"Greenwashing" — or making misleading claims about the environmental benefits of a product, usually bonds — has garnered a lot of attention of late, especially as socially responsible investing took a hit when private equity baron and impact investing maven Bill McGlashan, former CEO of investment firm TPG, was charged in the Operation Varsity Blues scandal that has rocked the U.S. elite college and ultra-wealthy worlds (McGlashan denies involvement).
Though there are firms that grab up so-called "green bonds" without much research, managers we spoke to — an asset management firm portfolio manager, a bank asset manager and a director of a nonprofit that focuses on SRI — all say they know greenwashing exists, but note it can be avoided by doing the necessary homework.
Steve Liberatore, portfolio manager of TIAA Investments' multibillion-dollar fixed income team, noted that the firm has been in SRI for decades.
"We've been buying green bonds before they were labeled as 'green bonds,'" Liberatore told ThinkAdvisor.
He adds that his group "doesn't care if a security is labeled a 'green bond,' we focus on the underlying use of the security.

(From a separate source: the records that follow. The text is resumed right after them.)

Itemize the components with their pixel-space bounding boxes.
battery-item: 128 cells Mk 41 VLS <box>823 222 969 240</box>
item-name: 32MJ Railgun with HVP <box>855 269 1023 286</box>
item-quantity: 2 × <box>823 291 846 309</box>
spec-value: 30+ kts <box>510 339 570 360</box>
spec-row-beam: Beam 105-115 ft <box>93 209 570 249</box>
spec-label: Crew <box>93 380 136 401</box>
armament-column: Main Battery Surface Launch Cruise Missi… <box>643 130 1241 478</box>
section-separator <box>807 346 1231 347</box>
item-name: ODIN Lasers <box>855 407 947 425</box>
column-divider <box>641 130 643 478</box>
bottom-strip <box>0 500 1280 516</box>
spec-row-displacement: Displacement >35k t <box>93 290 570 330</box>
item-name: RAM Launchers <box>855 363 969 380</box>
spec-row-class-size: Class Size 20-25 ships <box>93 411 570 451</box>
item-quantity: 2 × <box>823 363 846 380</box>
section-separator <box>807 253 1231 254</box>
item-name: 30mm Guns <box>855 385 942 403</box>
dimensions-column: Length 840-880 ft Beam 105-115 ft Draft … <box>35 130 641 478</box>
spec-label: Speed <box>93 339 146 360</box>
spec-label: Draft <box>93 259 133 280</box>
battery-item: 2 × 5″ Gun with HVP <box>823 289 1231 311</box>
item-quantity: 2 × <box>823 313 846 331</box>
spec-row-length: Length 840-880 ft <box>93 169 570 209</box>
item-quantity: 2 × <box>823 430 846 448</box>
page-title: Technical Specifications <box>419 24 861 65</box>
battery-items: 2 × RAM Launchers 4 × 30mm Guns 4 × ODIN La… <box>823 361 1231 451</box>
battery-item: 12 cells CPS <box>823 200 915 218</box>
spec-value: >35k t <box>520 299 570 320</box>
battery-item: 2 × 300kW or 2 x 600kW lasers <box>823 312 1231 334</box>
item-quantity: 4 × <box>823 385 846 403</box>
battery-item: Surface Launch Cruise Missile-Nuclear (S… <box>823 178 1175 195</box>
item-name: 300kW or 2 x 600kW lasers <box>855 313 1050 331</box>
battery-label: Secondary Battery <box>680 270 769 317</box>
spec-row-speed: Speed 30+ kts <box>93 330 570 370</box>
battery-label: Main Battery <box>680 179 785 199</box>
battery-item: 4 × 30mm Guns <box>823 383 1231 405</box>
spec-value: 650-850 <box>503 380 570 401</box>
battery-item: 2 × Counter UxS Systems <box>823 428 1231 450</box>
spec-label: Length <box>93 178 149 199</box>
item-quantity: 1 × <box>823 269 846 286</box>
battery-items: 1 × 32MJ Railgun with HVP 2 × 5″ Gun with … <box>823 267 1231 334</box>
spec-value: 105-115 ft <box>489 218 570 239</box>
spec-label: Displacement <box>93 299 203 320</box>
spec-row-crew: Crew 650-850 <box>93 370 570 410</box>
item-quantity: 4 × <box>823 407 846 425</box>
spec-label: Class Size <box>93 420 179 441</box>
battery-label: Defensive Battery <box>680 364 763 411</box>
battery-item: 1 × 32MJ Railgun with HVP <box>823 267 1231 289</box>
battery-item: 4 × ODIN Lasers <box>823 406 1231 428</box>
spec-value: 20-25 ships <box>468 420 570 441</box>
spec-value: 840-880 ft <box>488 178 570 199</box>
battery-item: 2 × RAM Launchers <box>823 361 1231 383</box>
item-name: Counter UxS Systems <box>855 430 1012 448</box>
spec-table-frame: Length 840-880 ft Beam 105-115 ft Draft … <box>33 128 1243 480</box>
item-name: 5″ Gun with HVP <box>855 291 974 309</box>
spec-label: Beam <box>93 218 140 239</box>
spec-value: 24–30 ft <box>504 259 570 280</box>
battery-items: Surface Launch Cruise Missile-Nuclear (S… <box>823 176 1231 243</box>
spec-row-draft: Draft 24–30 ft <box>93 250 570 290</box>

We get impact metrics." And they dig down to see how the environment is benefiting from these bonds.
"The concept of greenwashing is negative, not only for issuers but for investors," he says, adding that "green" is not an SEC-trigger word, so anyone could issue a so-called green bond without really being one.
Therefore, bonds bought by TIAA don't need to be green bonds, per se. He notes that with the nature of fixed income, the firm has the ability to control how assets are utilized and what outcomes are derived. Its size also allows TIAA to have input into the issuer product. "It's a unique characteristic of the fixed income market," Liberatore says.
"Firms need to focus on how dollars are being used," he says, adding investments must have a disciplined approach to reporting. "We've looked at plenty of transactions but when we were unable to get the impact reporting," they walked away.
Advisor Wariness
Liberatore says there are three main reasons that advisors remain reticent about impact investing: beliefs that the strategy sacrifices performance; still isn't mainstream; and, at least with fixed income, many believe it can't make a difference. Yet "it provides an opportunity to speak to a client on a holistic level … it gets away from raw numbers, and asks, what are you passionate about?"
Catherine Banat, RBC Global Asset Management's director of U.S. responsible investing, agrees, and says there is "a gap between what clients want and what advisors are comfortable doing or informed about." She says there's two ways to looking at impact investing: There's a "value" component as well as a "values" aspect, and they are easy to confuse in the marketplace.
The difference, she explains: Say an advisor is looking at a tobacco company and needs to determine if there is "contingent liability," that is, the danger the company could be sued. "You may decide that incremental risk or that event risk is too uncertain to evaluate value," she told ThinkAdvisor. "That's the value discussion."